# HS 520 long chute handle problem



## Hap (Mar 15, 2015)

If your like me- you hate the design of the long handle as when you get close to your house the **** chute turns and wont blow out the side! You could cut it in half and weld it back onto the existing handle or you can buy a new short handled version Honda makes as an accessory. I did not know this. Thanks to [email protected] the OEM part number is 76320-V10-800, and it bolts on pretty easy with just three bolts. My local honda stealer wants 32.99 for it. The original handle is 18 inches and the short handled vrsion is only 11 inches! Why they dont just put this on to begin with is a mystery to me!


----------



## bwdbrn1 (Nov 24, 2010)

One of those things that make you go....Hmmmm....


----------



## Freezn (Mar 1, 2014)

Hap said:


> Why they dont just put this on to begin with is a mystery to me!

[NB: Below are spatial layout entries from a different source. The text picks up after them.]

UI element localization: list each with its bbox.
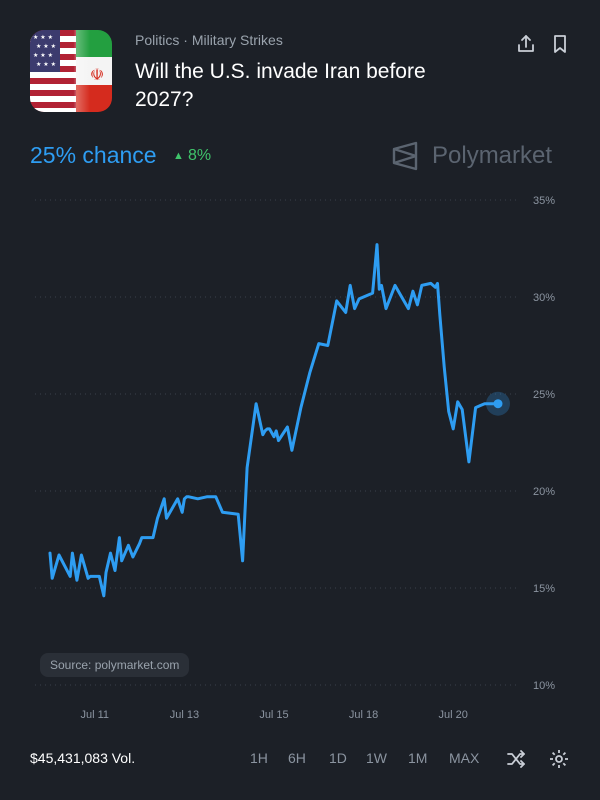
chance-delta-value: 8% bbox=[187, 146, 212, 164]
x-tick-label: Jul 13 bbox=[170, 709, 199, 721]
volume-label: $45,431,083 Vol. bbox=[30, 750, 136, 766]
polymarket-wordmark: Polymarket bbox=[432, 142, 553, 169]
range-1h-button[interactable]: 1H bbox=[250, 750, 268, 766]
x-tick-label: Jul 15 bbox=[259, 709, 288, 721]
x-tick-label: Jul 18 bbox=[349, 709, 378, 721]
market-title: Will the U.S. invade Iran before 2027? bbox=[135, 60, 426, 111]
last-point-marker bbox=[493, 399, 503, 409]
shuffle-icon[interactable] bbox=[505, 748, 527, 770]
y-tick-label: 35% bbox=[533, 195, 555, 207]
svg-text:★ ★ ★: ★ ★ ★ bbox=[33, 52, 53, 59]
range-1m-button[interactable]: 1M bbox=[408, 750, 428, 766]
svg-text:★ ★ ★: ★ ★ ★ bbox=[33, 34, 53, 41]
breadcrumb-military-strikes[interactable]: Military Strikes bbox=[191, 32, 283, 48]
share-icon[interactable] bbox=[515, 33, 537, 55]
x-tick-label: Jul 11 bbox=[81, 709, 110, 721]
us-iran-flag-icon[interactable]: ☫ ★ ★ ★ ★ ★ ★ ★ ★ ★ ★ ★ ★ bbox=[30, 30, 112, 112]
chance-value: 25% chance bbox=[30, 142, 157, 168]
source-badge: Source: polymarket.com bbox=[40, 653, 190, 677]
y-tick-label: 25% bbox=[533, 389, 555, 401]
y-tick-label: 15% bbox=[533, 583, 555, 595]
y-tick-label: 10% bbox=[533, 680, 555, 692]
gear-icon[interactable] bbox=[548, 748, 570, 770]
chart-footer: $45,431,083 Vol. 1H 6H 1D 1W 1M MAX bbox=[0, 740, 600, 780]
polymarket-logo-icon bbox=[390, 140, 422, 177]
svg-text:★ ★ ★: ★ ★ ★ bbox=[36, 61, 56, 68]
chance-summary: 25% chance ▲ 8% bbox=[30, 142, 211, 172]
svg-text:★ ★ ★: ★ ★ ★ bbox=[36, 43, 56, 50]
range-1w-button[interactable]: 1W bbox=[366, 750, 387, 766]
y-tick-label: 20% bbox=[533, 486, 555, 498]
market-header: ☫ ★ ★ ★ ★ ★ ★ ★ ★ ★ ★ ★ ★ Politics · Mil… bbox=[0, 0, 600, 130]
breadcrumb-separator: · bbox=[183, 32, 188, 48]
chance-delta: ▲ 8% bbox=[173, 147, 211, 165]
breadcrumb: Politics · Military Strikes bbox=[135, 32, 283, 48]
arrow-up-icon: ▲ bbox=[173, 149, 184, 162]
x-tick-label: Jul 20 bbox=[439, 709, 468, 721]
breadcrumb-politics[interactable]: Politics bbox=[135, 32, 180, 48]
y-tick-label: 30% bbox=[533, 292, 555, 304]
price-chart[interactable]: 10% 15% 20% 25% 30% 35% Jul 11 Jul 13 Jul 15 Jul … bbox=[0, 185, 600, 730]
range-6h-button[interactable]: 6H bbox=[288, 750, 306, 766]
svg-text:☫: ☫ bbox=[90, 65, 104, 84]
range-max-button[interactable]: MAX bbox=[449, 750, 480, 766]
series-line bbox=[48, 243, 500, 598]
bookmark-icon[interactable] bbox=[549, 33, 571, 55]
range-1d-button[interactable]: 1D bbox=[329, 750, 347, 766]
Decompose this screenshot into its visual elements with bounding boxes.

Because with the stock 18" handle most people have enough arm reach to rotate the chute 270 degrees while standing behind the handle bar and leaning forward. With the shorter 11" handle most people will have to position themselves either to the left of the machine or to the right of the machine to rotate the chute which creates wasted operator movement. Not a fan of the long handle, short handle, or new quick chute. Just give me the good ole reliable hand crank like the Toro 3650 and I'll be a happy camper.


----------



## [email protected] (Nov 21, 2011)

Hap said:


> Why they dont just put this on to begin with is a mystery to me!


The longer handle was used on earlier models made by Honda, so when the HS520 was launched (about 10 years ago) it also got the longer handle. 

Fast-forward 5 years, and the HS520 is a very popular model, in fact, the most popular one Honda offers. They are sold through Home Depot, and records sales result. 

Fast-forward a few more years, and there are more HS520 units out there than any other Honda model ever made. After a while, dealers and customers start sharing with Honda what they want to see on the next version. Having a "shorty" handle was pretty high on the list. The planning team was not convinced to make all new units with the short handle, as most customers are happy with the long one. So, the planning team elected to make an _accessory_ shorty handle.


----------